Blank by Niels Larsen Stevns

Dimensions 101 mm (height) x 168 mm (width) (bladmaal)

Editor: We're looking at Niels Larsen Stevns' "Blank" from 1896, created with watercolor and colored pencil on paper. It’s… well, it's literally blank. It’s almost aggressively simple. What is there to learn from an empty page? Curator: The emptiness is the point. Think about the paper itself. Who made it? What materials were used? Consider the industrial processes involved even in 1896 to produce this seemingly untouched surface. This ‘Blank’ page is the product of significant labor. Editor: That’s fascinating. So, you're saying its value lies in recognizing the unseen production behind it? Curator: Precisely. We often overlook the means of production and focus solely on the finished artwork. Here, Stevns is making us confront the materiality. What sort of pencil? How was the watercolor produced and dispersed at the time? It makes you question what is art. Editor: That’s… a really interesting perspective. So it challenges this sort of conventional hierarchy of art? Curator: Absolutely!
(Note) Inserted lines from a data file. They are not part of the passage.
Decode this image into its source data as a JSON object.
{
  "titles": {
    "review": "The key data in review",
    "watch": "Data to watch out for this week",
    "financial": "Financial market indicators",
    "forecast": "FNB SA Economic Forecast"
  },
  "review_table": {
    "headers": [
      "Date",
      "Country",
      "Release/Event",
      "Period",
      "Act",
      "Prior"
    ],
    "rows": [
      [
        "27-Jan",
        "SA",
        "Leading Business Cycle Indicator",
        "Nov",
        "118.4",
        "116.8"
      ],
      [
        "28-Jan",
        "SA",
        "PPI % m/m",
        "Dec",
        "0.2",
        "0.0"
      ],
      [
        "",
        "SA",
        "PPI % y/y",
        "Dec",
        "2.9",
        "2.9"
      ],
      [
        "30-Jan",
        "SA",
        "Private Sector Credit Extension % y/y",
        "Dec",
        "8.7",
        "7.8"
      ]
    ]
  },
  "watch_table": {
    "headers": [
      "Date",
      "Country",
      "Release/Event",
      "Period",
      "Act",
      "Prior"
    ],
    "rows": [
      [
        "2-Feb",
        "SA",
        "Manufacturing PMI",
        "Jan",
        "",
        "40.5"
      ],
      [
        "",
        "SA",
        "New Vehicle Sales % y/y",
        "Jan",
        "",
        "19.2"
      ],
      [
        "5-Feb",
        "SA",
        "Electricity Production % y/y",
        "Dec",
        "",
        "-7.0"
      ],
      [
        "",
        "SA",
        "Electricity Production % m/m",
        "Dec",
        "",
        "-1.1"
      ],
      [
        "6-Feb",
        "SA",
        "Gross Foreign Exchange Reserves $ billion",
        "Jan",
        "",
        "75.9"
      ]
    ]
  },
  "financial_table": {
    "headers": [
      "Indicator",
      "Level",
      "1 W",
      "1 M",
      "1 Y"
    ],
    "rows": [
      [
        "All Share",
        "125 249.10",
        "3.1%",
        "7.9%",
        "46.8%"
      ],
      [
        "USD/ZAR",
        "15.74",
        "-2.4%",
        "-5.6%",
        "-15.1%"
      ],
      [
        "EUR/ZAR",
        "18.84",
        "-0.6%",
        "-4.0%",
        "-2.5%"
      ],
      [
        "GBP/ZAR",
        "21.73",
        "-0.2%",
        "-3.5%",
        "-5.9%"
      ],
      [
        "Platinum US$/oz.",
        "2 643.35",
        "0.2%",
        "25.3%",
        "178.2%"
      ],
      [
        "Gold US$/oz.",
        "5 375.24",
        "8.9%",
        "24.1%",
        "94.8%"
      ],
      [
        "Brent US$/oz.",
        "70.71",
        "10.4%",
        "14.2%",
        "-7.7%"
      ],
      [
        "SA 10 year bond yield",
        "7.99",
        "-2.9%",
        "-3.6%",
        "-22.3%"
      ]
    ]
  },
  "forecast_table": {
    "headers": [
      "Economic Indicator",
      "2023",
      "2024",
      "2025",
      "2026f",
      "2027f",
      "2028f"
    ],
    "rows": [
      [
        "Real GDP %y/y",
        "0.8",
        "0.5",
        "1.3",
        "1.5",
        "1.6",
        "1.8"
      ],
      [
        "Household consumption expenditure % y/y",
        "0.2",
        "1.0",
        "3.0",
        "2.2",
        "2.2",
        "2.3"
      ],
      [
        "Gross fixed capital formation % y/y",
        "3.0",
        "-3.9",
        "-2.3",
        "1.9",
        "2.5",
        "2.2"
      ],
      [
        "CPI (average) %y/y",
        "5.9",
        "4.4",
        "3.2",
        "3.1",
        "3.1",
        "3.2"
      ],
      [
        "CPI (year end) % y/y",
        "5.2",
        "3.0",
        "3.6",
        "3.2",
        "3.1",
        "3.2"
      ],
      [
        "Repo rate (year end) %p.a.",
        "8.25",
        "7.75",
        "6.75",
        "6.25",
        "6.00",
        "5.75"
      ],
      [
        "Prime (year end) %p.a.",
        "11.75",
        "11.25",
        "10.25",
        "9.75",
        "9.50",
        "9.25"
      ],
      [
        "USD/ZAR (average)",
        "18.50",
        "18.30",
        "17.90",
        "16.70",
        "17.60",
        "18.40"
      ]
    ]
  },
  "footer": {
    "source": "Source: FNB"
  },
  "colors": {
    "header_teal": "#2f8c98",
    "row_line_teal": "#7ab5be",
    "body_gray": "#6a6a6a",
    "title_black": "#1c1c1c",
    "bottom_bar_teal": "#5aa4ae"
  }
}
We’re invited to dismantle the distinction between raw material, labor, and ‘high art.’ What expectations do we have of art? How does it relate to society as a whole? The materials themselves contain traces of a whole world. Editor: I hadn’t thought about it like that at all. It makes me wonder how artists thought about materials differently back then, compared to now. Curator: And what possibilities does this offer for contemporary practice, acknowledging the materials we use, even "nothingness," and the resources and power relations ingrained in artistic creation? Editor: Wow. I will definitely never look at a blank page the same way.